Quarta-feira, 13 de Julho de 2011
O trigo e o joio

Gosto de Francisco Assis. Gosto, sobretudo, do orgulho e da coragem com que afirma ser um político. Assis tem uma noção da política que me é muito cara, não obstante o que nos separa ideologicamente. Acima de tudo, é uma visão ampla da política, sobre a estrutura e instrumentalidade do debate político.

Estas eleições internas do PS são, por isso mesmo, bem mais interessantes do que as que opuseram Sócrates a João Soares e Manuel Alegre. A sua principal tónica está naquilo que distingue um bom político de um político ligeiro. É um frente-a-frente entre a política inteligente, estruturada e de conteúdos e a vacuidade e futilidade do aparelhismo medíocre de que António José Seguro é, hoje, um rosto visível.

Não que o debate actual do PS seja interessante mas, há algumas discussões que podem ter uma enorme relevância para pensarmos melhor o tipo de política com que queremos viver. E não estando muito certo de que a proposta de Assis para primárias dentro do PS seja viável, é, no entanto, uma excelente discussão porque nos permite questionar quais as melhores formas de promovermos a participação e a cidadania ou, até, de termos noção dos índices de interesse que os cidadãos revelam. Contudo, não posso deixar de recear um resultado contraproducente e o caminho para o triunfo descontrolado do populismo. Teoricamente, a ideia é boa, admito. Na prática, pode ser um problema sério.

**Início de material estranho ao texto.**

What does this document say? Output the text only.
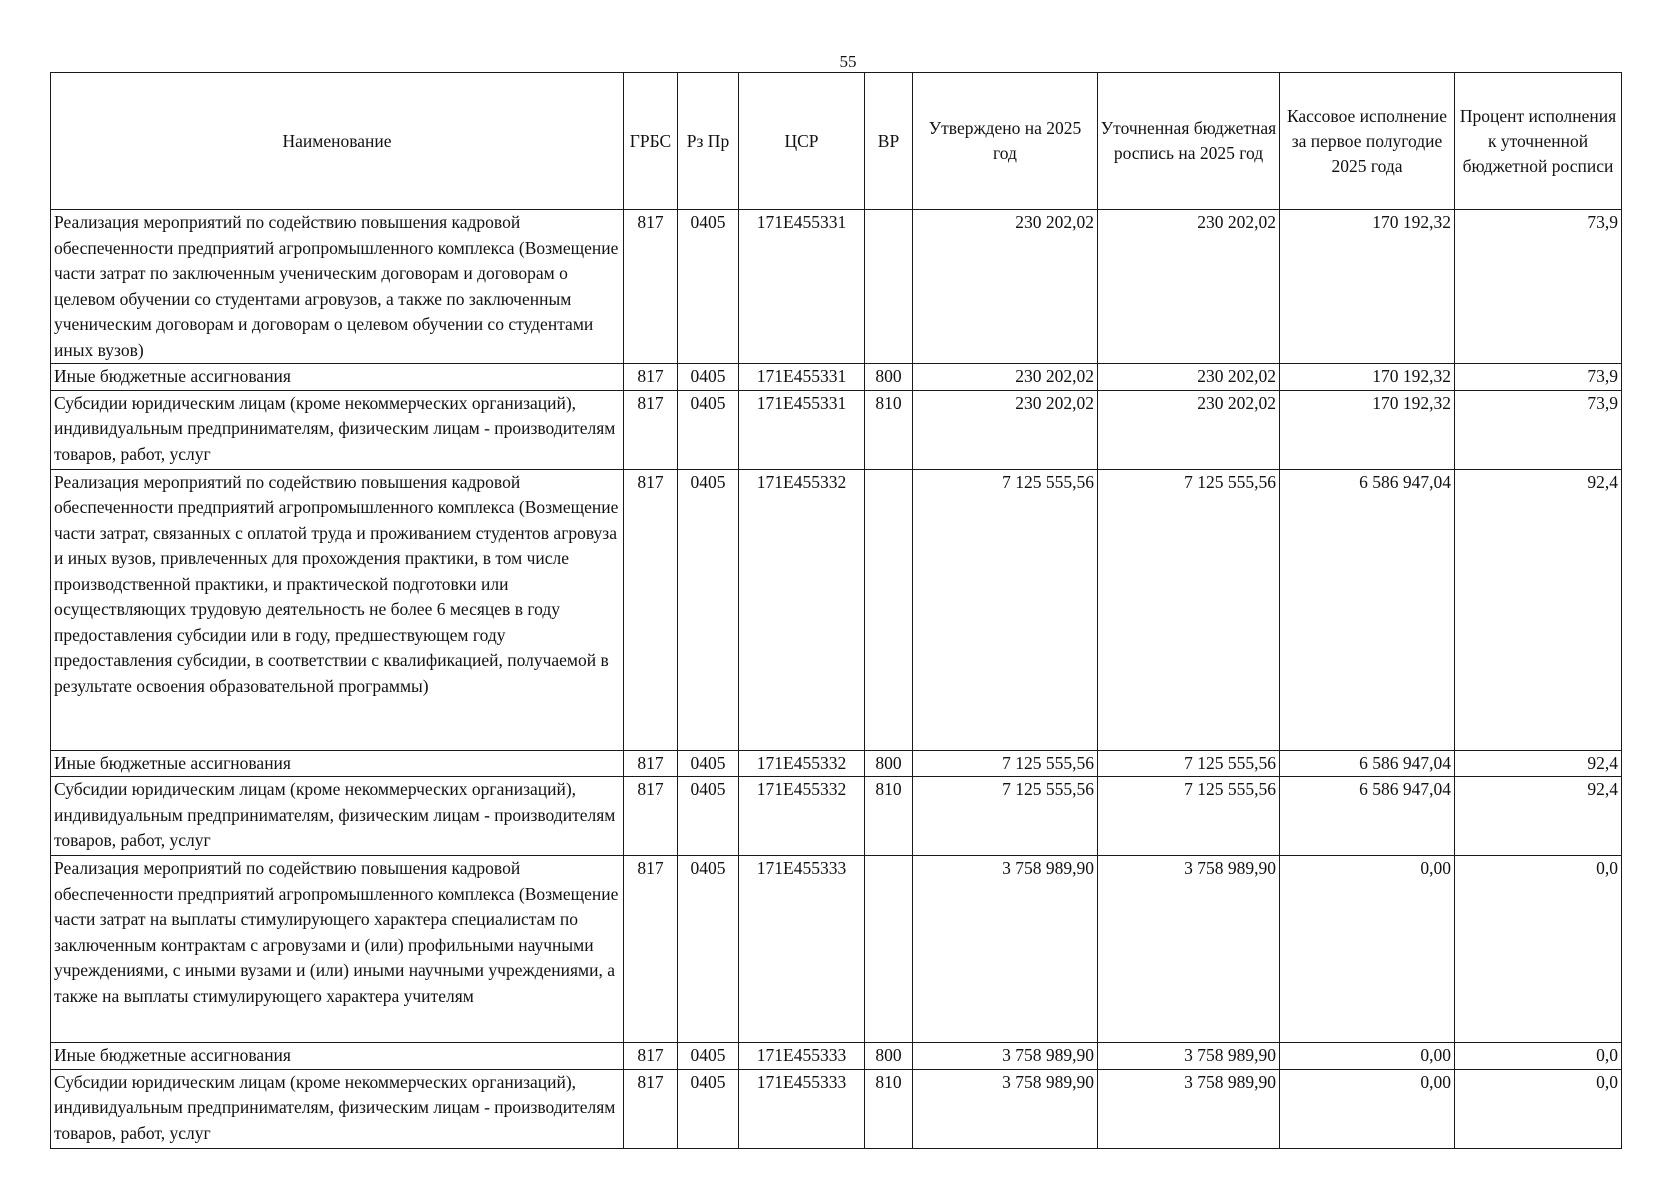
55
Наименование	ГРБС	Рз Пр	ЦСР	ВР	Утверждено на 2025 год	Уточненная бюджетная роспись на 2025 год	Кассовое исполнение за первое полугодие 2025 года	Процент исполнения к уточненной бюджетной росписи
Реализация мероприятий по содействию повышения кадровой обеспеченности предприятий агропромышленного комплекса (Возмещение части затрат по заключенным ученическим договорам и договорам о целевом обучении со студентами агровузов, а также по заключенным ученическим договорам и договорам о целевом обучении со студентами иных вузов)	817	0405	171Е455331		230 202,02	230 202,02	170 192,32	73,9
Иные бюджетные ассигнования	817	0405	171Е455331	800	230 202,02	230 202,02	170 192,32	73,9
Субсидии юридическим лицам (кроме некоммерческих организаций), индивидуальным предпринимателям, физическим лицам - производителям товаров, работ, услуг	817	0405	171Е455331	810	230 202,02	230 202,02	170 192,32	73,9
Реализация мероприятий по содействию повышения кадровой обеспеченности предприятий агропромышленного комплекса (Возмещение части затрат, связанных с оплатой труда и проживанием студентов агровуза и иных вузов, привлеченных для прохождения практики, в том числе производственной практики, и практической подготовки или осуществляющих трудовую деятельность не более 6 месяцев в году предоставления субсидии или в году, предшествующем году предоставления субсидии, в соответствии с квалификацией, получаемой в результате освоения образовательной программы)	817	0405	171Е455332		7 125 555,56	7 125 555,56	6 586 947,04	92,4
Иные бюджетные ассигнования	817	0405	171Е455332	800	7 125 555,56	7 125 555,56	6 586 947,04	92,4
Субсидии юридическим лицам (кроме некоммерческих организаций), индивидуальным предпринимателям, физическим лицам - производителям товаров, работ, услуг	817	0405	171Е455332	810	7 125 555,56	7 125 555,56	6 586 947,04	92,4
Реализация мероприятий по содействию повышения кадровой обеспеченности предприятий агропромышленного комплекса (Возмещение части затрат на выплаты стимулирующего характера специалистам по заключенным контрактам с агровузами и (или) профильными научными учреждениями, с иными вузами и (или) иными научными учреждениями, а также на выплаты стимулирующего характера учителям	817	0405	171Е455333		3 758 989,90	3 758 989,90	0,00	0,0
Иные бюджетные ассигнования	817	0405	171Е455333	800	3 758 989,90	3 758 989,90	0,00	0,0
Субсидии юридическим лицам (кроме некоммерческих организаций), индивидуальным предпринимателям, физическим лицам - производителям товаров, работ, услуг	817	0405	171Е455333	810	3 758 989,90	3 758 989,90	0,00	0,0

Outra questão levantada por Assis é a da afectividade. Pego aqui num post do Serras, por falta de link para as declarações de Francisco Assis que acabei por não ouvir. É cada vez mais importante demonstrar que a política não é um jogo de afectos. É certo que nos devemos empenhar. Mas, que isso nunca se confunda com afectividade, com emoções que, como o próprio diz, fazem parte de um universo privado, de relações pessoais sujeitas a outras regras. Nos últimos anos, isto tem destruído o debate político.

O Partido Socialista só tem a ganhar com Assis e a direita teria aqui um desafio muito interessante e um contributo para melhorar. Porque é também com os nossos adversários que aprendemos, para mal e para bem.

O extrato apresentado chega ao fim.